SpaceX is running a bunch of “portable”, high pollution gas generators in Memphis, TN specifically to get around the regulation you’re describing.

Elon definitely got the “you can just do things” memo.

It’s what I was thinking of when I said “lots of industrial generators” too, but I couldn’t remember where it was.

Right, that’s what I was thinking of when I wrote my comment. Regulate back. If there is no will to do so, well, that’s a choice. Write the law, pass the law, aggressively enforce civil and criminal penalties for violations. They haul gas generators in without a license? Confiscate and tear them down for scrap (which will be painful, as these turbines are in short supply and their manufacturers are backlogged years into the future), in accordance with law you pass. Hold the utility liable if they provide a fossil gas pipeline connection. Humans like Elon may not care, but utilities have something to lose. Find “one throat to choke” as the saying goes.

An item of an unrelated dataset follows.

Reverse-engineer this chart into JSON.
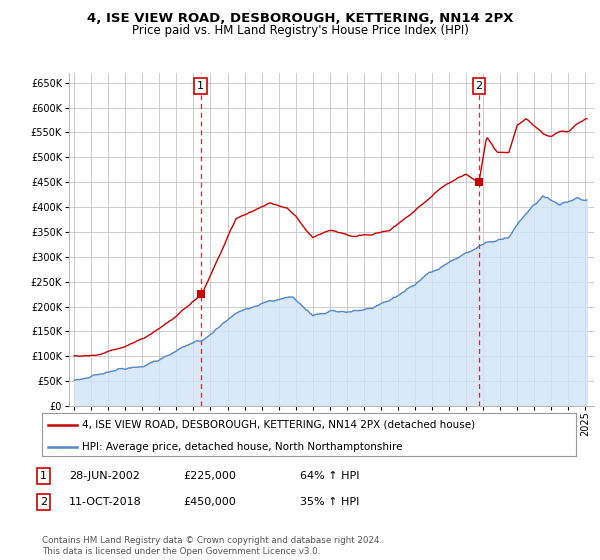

It is not politically easy, but it is logistically straightforward.

https://en.wiktionary.org/wiki/one_throat_to_choke

  • The general problem with this approach is that it's not possible for the legislature to simultaneously be deliberative and fast-acting.

    If you pass a nuance-free emphatic rule that says no fossil fuel generators, does that include the backup generators at a hospital? If it does and then the hospital loses power, that's not just a political problem, that's a "people will die" problem. But if it doesn't then you're going to turn around and find that Elon Musk's data center is hosting some hospital's IT system and then running the generators (that happen to also power the rest of the entire facility) to keep it online. Time will pass before this loophole can be detected, more time until new rules can be promulgated, and then they'll find a different loophole and the process begins again.

    That process tends to make people frustrated and then they want to abandon the rule of law. Stop having rules that say what you can't do and just have rules that say you can't do anything and then selectively prosecute the people you don't like. The modern system has been evolving to work more like that, but that's how you enable people like Trump. Making the system work like that is a disaster.

    What you need to do is find a better way to solve the problem in general, like a carbon tax, rather than trying to play whack a mole with overly-specific rules until there is such a thicket of them that you're really playing "show me the man and I'll show you the crime" -- or setting things up for someone else to.